The printable version is no longer supported and may have rendering errors. Please update your browser bookmarks and please use the default browser print function instead.
Xavier Anguera
Xavier Anguera
Xavier Anguera
Xavier Anguera Miro: Ing. [MS] 2001 by UPC (Barcelona, Spain), [MS] 2001 European Masters in Language and Speech, Dr. [PhD] 2006 UPC University, with a thesis on speaker diarization for multi-microphone meeting recordings. From 2001 to 2003 he worked for Panasonic Speech Technology Lab in Santa Barbara, CA. From 2004 to 2006 he was a visiting researcher at the International Computer Science Institute (ICSI) in Berkeley, CA. Since 2007 he is a research scientist at Telefonica Research in Barcelona. His research interests cover speech processing (both speaker and content-based) and multimodal multimedia processing.
Addresses: www mail

Date

  • 15:00, Friday, April 13th, 2012
  • Room 336

Speaker

  • Xavier Anguera, Telefonica Research

Abstract

In this talk I will cover two of the topics I have been recently working on.
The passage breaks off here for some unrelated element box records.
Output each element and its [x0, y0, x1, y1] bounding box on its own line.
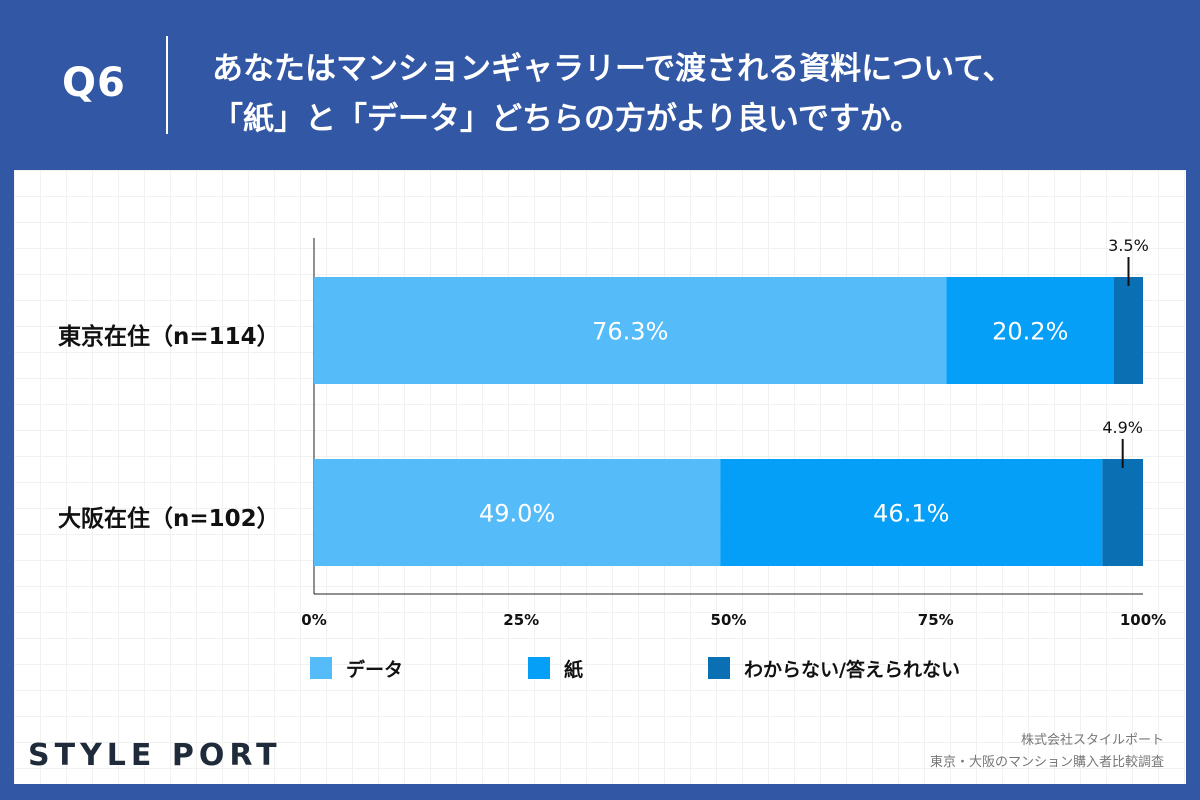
bar-segment: [720, 459, 1103, 566]
source-credit: 株式会社スタイルポート 東京・大阪のマンション購入者比較調査: [930, 730, 1164, 774]
legend-swatch-data: [310, 657, 332, 679]
x-tick-label: 100%: [1120, 611, 1166, 629]
x-tick-label: 0%: [301, 611, 326, 629]
question-header: Q6 あなたはマンションギャラリーで渡される資料について、 「紙」と「データ」ど…: [0, 0, 1200, 168]
legend-label-paper: 紙: [564, 658, 584, 681]
data-label: 76.3%: [592, 318, 668, 346]
question-number: Q6: [62, 60, 126, 106]
legend-item-data: データ: [310, 656, 404, 681]
question-line-1: あなたはマンションギャラリーで渡される資料について、: [212, 51, 1014, 87]
category-label-osaka: 大阪在住（n=102）: [58, 506, 280, 532]
bar-segment: [946, 277, 1114, 384]
x-tick-label: 25%: [503, 611, 539, 629]
bar-segment: [1113, 277, 1143, 384]
legend-label-data: データ: [346, 658, 404, 681]
legend-label-unknown: わからない/答えられない: [744, 658, 960, 681]
legend-swatch-paper: [528, 657, 550, 679]
source-survey: 東京・大阪のマンション購入者比較調査: [929, 755, 1164, 770]
source-company: 株式会社スタイルポート: [1020, 733, 1164, 748]
bar-segment: [314, 459, 721, 566]
bar-segment: [314, 277, 947, 384]
data-label: 20.2%: [992, 318, 1068, 346]
data-label: 4.9%: [1102, 418, 1143, 437]
x-tick-label: 75%: [918, 611, 954, 629]
legend-item-paper: 紙: [528, 656, 584, 681]
legend-item-unknown: わからない/答えられない: [708, 656, 960, 681]
data-label: 46.1%: [873, 500, 949, 528]
legend-swatch-unknown: [708, 657, 730, 679]
style-port-logo: STYLE PORT: [28, 738, 282, 773]
category-label-tokyo: 東京在住（n=114）: [58, 324, 280, 350]
header-divider: [166, 36, 168, 134]
question-text: あなたはマンションギャラリーで渡される資料について、 「紙」と「データ」どちらの…: [212, 44, 1152, 144]
data-label: 49.0%: [479, 500, 555, 528]
x-tick-label: 50%: [711, 611, 747, 629]
data-label: 3.5%: [1108, 236, 1149, 255]
question-line-2: 「紙」と「データ」どちらの方がより良いですか。: [212, 101, 922, 137]
bar-segment: [1102, 459, 1143, 566]
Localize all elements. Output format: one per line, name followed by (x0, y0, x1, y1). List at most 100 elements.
On the one hand, with regard to speaker identification, I will introduce the use of binary fingerprints to model the voice of a speaker. Based on the projection of standard acoustic vectors into a special GMM model (representing the speaker acoustic space), high-dimensional binary vectors, which have been proven successful in identifying speakers for speaker verification and diarization tasks, are obtained. On the other hand, I will talk about current developments in pattern matching approaches that allow for the development of content-centric applications when little or no training data is available for a particular language. In particular, I will describe a query-by-example system I presented to Mediaeval 2011 evaluation, which uses a novel feature extraction front-end I further described in a paper at ICASSP 2012.


Note: This seminar will be held in English.